Girls in church feel they are too good for the guy sitting on dubs as she waits for her friend at a bar. "Why did Cindy even bring me here? I need to change my friends. Cannot have any company with sin." The guys in church feel that they are the best gift to woman kind. (And for some reason the most entitled are always broke, insecure, directionless with sewer swamp toxicity for a white-washed soul.) You find a twenty six year old being told how she needs to watch out against a preying older guy and you raise hands in frustrated praise. Comme des fackons! What if he's a great guy? You know a guy she does not need to struggle with? What if he will treat her better than any entitled church boy ever would? What if you're the real fuck boy to watch out against? Playing with emotions in the Name of the Lord? What if by guilting her into a relationship with you of the faith you are blocking sooooo much more for her?
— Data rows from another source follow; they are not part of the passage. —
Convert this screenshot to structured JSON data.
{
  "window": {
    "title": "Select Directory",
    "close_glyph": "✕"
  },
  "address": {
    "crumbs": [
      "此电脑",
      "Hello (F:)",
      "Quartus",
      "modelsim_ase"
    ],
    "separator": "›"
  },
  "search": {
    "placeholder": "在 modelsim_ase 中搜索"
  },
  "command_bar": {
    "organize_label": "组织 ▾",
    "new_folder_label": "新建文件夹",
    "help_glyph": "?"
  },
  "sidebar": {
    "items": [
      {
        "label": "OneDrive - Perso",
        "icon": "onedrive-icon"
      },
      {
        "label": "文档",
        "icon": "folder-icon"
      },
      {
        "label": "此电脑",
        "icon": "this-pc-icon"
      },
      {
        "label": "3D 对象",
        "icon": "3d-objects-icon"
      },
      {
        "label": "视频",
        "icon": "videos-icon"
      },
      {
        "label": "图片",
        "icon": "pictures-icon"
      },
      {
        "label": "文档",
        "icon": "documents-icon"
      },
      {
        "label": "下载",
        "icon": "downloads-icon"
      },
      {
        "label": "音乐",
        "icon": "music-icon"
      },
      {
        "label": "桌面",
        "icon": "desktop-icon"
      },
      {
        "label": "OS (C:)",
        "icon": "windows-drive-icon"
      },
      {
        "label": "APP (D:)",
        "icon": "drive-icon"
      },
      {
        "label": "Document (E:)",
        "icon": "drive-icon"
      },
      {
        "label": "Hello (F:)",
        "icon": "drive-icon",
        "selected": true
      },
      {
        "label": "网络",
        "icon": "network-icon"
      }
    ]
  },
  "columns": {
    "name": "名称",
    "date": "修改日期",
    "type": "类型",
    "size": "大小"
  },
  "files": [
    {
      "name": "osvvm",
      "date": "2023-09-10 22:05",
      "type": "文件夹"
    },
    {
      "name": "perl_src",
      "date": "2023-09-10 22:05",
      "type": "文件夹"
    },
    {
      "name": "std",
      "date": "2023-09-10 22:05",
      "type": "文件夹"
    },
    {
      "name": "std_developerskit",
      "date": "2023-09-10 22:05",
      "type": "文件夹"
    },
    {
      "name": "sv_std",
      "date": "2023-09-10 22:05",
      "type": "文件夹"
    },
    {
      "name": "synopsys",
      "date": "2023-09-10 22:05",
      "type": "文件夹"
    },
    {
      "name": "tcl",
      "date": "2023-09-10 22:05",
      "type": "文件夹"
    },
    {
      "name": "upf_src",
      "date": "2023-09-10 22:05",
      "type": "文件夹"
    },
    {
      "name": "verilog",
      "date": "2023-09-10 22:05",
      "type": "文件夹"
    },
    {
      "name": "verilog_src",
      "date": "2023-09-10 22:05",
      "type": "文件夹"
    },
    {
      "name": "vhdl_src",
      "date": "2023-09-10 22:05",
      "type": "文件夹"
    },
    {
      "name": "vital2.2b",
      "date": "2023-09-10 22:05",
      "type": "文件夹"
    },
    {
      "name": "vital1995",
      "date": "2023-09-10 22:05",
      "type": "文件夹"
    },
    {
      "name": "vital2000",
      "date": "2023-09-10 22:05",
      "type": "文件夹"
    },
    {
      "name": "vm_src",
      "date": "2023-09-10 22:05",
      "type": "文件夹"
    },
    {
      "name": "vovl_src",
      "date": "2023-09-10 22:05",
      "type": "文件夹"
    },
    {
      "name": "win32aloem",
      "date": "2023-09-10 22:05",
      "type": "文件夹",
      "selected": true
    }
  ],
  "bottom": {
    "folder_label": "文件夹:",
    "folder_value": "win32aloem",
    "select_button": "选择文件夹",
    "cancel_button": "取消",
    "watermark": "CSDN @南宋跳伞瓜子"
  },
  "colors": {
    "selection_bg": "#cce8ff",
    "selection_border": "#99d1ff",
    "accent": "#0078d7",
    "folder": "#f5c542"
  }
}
The number of times I have encountered men in church who basically say, in not so many words, "I'm not like other guys. Those others will just come home drunk every night supposing they even build a home with you. I'm special and you should feel lucky because I'm choosing you. You get to be with a guy as great and saved as me. You won't have the stresses of Saturday nights and football." And to that I say, 'Comme des fackons!'

No one who treats themselves as your upgrade is worth your time. He is in the worship team and entitled? So? And then? Dear church, I'm ready to teach your youth this class, promise I won't cuss. TOXIC RELATIONSHIPS EXIST IN CHURCH. People who treat you like a project exist in church. People who act as if you just gained a lottery free-roll when you meet them need to go. You are enough. As you are. Nothing added. Nothing tweaked here and there. Enough. People who treat you like you're sub-human and half-brained with underbaked salvation exist in church.

Because we create them. We train them to feel better than they are.

Maybe I should Title the Module:

HOW TO SPOT A SAVED AND SANCTIFIED FUCK BOY.

OR...

DON'T DATE THE DEVIL NO MATTER HOW SAVED HE IS."